The state Department of Health is expecting Hawaii’s eight medical marijuana dispensary contractors to begin cultivation in February and start sales a few months later — after an online tracking system is installed.
Keith Ridley, the DOH’s chief of the Office of Health Care Assurance, which is overseeing the dispensary program, said he met with information technology contractor BioTech Medical Software Inc., dba BioTrackTHC, last week and agreed on a timeline for the web-based system to provide 24-hour access to real-time data of cannabis inventory, sales and other information required of dispensaries.
“The system is expected to be ready so that licensees can begin cultivation within the next couple of months. We still have a lot of work to do,” Ridley said. “We have to make sure the system can deliver what our law requires of it. It’s not the kind of product that you buy and open the box and plug in and it’s ready to go. It’s a product that does take configuration to make sure it delivers on the requirements of our statutes and regulations.”
The DOH is spending $239,000 for the first year and $160,000 for each year thereafter over the five-year agreement for the so-called seed-to-sale tracking system, which must interface with the department’s existing marijuana patient registry system.

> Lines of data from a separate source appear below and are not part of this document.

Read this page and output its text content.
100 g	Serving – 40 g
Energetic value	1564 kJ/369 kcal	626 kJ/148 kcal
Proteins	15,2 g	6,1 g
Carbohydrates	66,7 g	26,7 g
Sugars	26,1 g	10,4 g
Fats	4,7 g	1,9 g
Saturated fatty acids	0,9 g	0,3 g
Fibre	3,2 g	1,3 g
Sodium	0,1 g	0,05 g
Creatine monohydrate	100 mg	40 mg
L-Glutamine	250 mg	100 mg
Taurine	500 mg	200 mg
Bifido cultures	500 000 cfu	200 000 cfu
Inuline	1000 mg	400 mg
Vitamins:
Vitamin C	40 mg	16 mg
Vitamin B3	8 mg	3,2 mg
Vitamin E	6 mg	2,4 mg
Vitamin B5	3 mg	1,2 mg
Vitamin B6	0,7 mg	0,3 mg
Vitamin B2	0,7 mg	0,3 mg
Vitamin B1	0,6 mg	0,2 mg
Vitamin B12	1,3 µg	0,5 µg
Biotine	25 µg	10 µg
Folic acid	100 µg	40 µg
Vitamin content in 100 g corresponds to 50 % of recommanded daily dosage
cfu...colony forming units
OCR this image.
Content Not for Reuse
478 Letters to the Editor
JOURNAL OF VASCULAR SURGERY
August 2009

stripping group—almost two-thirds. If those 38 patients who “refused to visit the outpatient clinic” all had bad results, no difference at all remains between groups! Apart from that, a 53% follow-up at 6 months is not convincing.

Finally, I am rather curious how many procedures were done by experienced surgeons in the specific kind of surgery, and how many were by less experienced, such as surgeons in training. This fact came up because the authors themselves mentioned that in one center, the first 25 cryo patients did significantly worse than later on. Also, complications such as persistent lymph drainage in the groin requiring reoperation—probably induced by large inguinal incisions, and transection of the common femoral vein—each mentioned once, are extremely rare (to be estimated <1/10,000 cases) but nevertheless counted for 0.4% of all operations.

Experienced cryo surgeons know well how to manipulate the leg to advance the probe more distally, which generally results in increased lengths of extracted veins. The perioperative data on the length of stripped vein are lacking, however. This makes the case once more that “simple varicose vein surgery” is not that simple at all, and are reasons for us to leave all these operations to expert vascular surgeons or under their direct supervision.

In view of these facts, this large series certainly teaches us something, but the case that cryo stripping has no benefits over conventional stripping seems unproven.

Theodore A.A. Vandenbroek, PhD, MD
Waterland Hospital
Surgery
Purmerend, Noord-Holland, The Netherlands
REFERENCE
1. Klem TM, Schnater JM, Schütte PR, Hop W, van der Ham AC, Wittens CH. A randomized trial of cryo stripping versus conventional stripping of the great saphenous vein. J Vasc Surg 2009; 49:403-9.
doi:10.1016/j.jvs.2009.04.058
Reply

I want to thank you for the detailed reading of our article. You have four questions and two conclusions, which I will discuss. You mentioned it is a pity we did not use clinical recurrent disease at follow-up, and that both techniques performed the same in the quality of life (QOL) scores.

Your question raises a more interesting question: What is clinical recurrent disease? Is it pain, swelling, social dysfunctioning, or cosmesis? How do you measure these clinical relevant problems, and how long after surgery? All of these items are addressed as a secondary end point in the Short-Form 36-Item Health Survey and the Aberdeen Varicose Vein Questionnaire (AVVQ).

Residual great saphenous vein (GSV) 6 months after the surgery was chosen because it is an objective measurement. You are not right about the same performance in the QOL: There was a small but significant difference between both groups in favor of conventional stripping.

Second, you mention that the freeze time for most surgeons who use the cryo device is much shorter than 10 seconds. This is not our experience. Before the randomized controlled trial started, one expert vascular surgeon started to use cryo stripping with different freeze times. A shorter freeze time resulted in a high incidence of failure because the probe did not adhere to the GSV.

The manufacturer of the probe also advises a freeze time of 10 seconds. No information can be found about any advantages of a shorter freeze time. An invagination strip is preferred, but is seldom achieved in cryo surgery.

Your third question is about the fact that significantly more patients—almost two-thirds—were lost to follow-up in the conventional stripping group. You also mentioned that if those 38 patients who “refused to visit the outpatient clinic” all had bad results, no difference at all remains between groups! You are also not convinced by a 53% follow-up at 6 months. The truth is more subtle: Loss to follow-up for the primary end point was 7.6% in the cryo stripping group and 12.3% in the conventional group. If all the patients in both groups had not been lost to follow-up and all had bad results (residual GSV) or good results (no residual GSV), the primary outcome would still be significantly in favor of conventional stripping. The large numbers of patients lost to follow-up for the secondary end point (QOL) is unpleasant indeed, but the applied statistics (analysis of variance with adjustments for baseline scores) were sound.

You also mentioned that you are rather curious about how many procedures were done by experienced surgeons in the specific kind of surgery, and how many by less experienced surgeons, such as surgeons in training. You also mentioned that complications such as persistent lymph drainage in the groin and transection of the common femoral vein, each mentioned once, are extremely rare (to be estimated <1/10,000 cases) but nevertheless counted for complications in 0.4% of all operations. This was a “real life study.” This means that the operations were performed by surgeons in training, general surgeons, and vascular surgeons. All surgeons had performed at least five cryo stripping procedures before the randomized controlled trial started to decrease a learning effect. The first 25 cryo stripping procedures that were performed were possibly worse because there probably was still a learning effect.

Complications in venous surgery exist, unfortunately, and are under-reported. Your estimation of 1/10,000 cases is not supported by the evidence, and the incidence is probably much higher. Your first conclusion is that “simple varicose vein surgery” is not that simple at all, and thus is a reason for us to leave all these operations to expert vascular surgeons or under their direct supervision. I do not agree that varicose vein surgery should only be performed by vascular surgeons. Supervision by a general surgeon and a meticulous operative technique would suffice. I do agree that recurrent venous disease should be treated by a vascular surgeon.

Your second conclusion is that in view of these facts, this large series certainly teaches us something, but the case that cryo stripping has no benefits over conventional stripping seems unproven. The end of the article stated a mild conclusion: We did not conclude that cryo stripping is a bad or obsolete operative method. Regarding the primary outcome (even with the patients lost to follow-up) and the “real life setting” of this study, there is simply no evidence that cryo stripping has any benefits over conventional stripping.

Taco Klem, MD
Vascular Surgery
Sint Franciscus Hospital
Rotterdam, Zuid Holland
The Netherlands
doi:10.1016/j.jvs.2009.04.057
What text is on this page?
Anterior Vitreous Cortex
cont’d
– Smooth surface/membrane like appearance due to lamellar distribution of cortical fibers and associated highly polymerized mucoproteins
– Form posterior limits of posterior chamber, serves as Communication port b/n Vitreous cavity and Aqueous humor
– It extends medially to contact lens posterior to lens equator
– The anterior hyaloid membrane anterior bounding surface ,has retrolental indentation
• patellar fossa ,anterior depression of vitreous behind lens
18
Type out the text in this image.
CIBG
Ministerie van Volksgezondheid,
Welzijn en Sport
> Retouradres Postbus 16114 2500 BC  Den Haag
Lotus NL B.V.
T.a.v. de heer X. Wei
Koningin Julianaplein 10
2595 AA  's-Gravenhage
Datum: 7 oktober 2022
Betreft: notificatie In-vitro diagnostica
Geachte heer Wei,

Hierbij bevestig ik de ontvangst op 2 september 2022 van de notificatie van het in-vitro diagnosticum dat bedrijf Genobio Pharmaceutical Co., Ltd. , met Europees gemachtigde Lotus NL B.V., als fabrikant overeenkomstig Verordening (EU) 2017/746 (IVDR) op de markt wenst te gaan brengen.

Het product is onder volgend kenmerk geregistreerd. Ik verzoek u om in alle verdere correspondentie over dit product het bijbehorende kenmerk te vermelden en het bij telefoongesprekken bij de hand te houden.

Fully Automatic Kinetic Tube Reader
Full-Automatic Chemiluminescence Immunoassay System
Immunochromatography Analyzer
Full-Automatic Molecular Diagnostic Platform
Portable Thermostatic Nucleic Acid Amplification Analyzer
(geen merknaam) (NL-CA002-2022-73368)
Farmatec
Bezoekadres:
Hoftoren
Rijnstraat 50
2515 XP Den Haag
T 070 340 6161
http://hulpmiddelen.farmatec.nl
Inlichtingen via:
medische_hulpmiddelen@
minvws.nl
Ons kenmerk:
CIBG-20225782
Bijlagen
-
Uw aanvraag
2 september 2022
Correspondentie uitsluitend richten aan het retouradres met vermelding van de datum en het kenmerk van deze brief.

“The systems do need to talk,” Ridley said. “If a patient has purchased a product at one dispensary and within the 15-day period has gone to another dispensary, we want to make sure to capture those sales so they can be limited in accordance of the law.”
Hawaii law allows medical marijuana patients to purchase four ounces in a 15-day period.
Once the tracking system is in place, the department will still have to line up laboratories to test the potency and purity of the drug before retail shops can begin sales. The DOH said it is reviewing one application from a laboratory contractor on Maui.
Hawaii legalized medical cannabis in 2000, but patients did not have a legal way to obtain the drug. Act 241, passed in 2015, allowed the state to issue eight licenses for a total of 16 production centers and 16 dispensaries statewide. The law allowed dispensaries to open July 15, but the state and licensees weren’t ready.
The state’s licensed contractors have been working to lease facilities, hire employees and prepare for cultivation and the opening of retail centers across the islands. Health Department officials are scheduled to update the state’s medical marijuana legislative oversight committee on the progress of the dispensary program at 1 p.m. today at the state Capitol in Conference Room 325.